A further contribution to the structure of the epic is made by astrology. There can be no doubting the significant role played by astral lore and planetary wanderings in the Dionysiaca. The enigmatic tablets of Harmonia in Book 12 constitute a set of horoscopes for a cosmic year (each of the six tablets covers two star signs) that begins at the beginning of Greek mythology and moves down to the end of the age of heroes. It has been argued that, in an analogous manner, the Dionysiaca constitutes its own cosmic year, with its 48 books divisible into four seasons each consisting of the twelve signs of the zodiac.

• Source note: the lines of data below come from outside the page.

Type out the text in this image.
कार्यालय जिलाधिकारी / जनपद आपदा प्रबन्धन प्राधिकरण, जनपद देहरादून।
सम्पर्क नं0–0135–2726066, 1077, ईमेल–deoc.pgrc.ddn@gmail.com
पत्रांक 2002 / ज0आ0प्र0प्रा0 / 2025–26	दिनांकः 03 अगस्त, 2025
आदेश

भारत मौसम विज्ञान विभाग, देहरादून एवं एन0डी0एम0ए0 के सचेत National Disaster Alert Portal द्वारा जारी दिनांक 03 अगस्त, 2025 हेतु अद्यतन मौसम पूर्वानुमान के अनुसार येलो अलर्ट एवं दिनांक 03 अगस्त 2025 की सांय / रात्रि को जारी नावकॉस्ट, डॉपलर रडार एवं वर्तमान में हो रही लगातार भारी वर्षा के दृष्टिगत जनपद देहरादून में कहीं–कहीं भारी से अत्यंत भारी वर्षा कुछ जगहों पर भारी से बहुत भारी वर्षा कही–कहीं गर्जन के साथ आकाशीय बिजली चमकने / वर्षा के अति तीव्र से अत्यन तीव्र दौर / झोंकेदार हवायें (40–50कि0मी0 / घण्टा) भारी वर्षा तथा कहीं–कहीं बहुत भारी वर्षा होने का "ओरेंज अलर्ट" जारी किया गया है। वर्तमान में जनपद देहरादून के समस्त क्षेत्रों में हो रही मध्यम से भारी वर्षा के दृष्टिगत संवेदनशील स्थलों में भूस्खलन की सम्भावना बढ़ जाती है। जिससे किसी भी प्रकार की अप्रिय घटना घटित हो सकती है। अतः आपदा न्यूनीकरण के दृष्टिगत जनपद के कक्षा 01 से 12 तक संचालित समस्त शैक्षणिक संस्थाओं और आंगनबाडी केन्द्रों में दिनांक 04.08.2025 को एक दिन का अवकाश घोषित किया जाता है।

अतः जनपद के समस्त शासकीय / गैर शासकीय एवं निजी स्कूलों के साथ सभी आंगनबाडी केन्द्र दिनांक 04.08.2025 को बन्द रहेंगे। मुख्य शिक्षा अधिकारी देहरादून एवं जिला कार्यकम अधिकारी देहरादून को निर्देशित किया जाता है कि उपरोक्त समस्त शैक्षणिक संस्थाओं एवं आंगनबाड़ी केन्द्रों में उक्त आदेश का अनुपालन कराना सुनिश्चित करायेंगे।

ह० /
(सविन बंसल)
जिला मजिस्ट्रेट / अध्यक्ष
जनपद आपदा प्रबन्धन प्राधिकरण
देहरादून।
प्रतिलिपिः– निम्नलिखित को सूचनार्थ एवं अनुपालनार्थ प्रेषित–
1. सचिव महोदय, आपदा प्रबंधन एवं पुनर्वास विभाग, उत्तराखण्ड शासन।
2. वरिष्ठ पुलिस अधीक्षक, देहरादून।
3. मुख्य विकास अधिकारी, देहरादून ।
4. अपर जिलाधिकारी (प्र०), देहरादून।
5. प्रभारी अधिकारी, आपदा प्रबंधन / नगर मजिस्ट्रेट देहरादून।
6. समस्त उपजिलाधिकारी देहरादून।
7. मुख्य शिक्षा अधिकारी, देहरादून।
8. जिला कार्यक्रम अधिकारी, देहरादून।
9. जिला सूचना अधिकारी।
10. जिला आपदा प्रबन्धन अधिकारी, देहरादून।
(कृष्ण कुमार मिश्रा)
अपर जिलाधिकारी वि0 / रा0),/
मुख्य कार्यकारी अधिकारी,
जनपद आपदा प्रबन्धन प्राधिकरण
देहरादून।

The systems of astrology, ring-composition and encomium come persuasively into view at different times over the course of the epic. Yet not one of these structures is able to bear the entire weight of the 48-book narrative. It is in vain that one looks for a single, unifying superstructure: the narrative of the Dionysiaca refuses to be contained within the rigid bonds of any one system. Conventional approaches to Nonnus’ narrative have seen this overlapping web of structures as a sign of poetic incompetence and degeneracy from the classical Golden Age, suggesting that Nonnus has failed to develop and sustain a coherent narrative structure. Our postmodern age can afford to be more sympathetic to the multiple structures and narratives contained within the Dionysiaca. We have already seen how from a stylistic point of view Nonnus was the product of an age when surface display and the juxtaposition of individual scenes came to dominate over wider narrative concerns. In one important respect, however, Nonnus’ epic ran counter to the spirit of the age: scale. In fifth-century ce Egypt epyllia, encomia, and patria - works of small scale and modest ambition - were the prevalent literary modes of expression. The appearance of a 48-book epic must have been nothing short of astonishing. Nonnus attempted what no other poet from the whole of late antiquity was ever to attempt: the combination of an ornate and episodic style with the demands of a grand, unifying narrative. Nonnus’ multiplex narrative is the result of that attempt, and from our knowledge of the epic’s early reception, it was a spectacular success.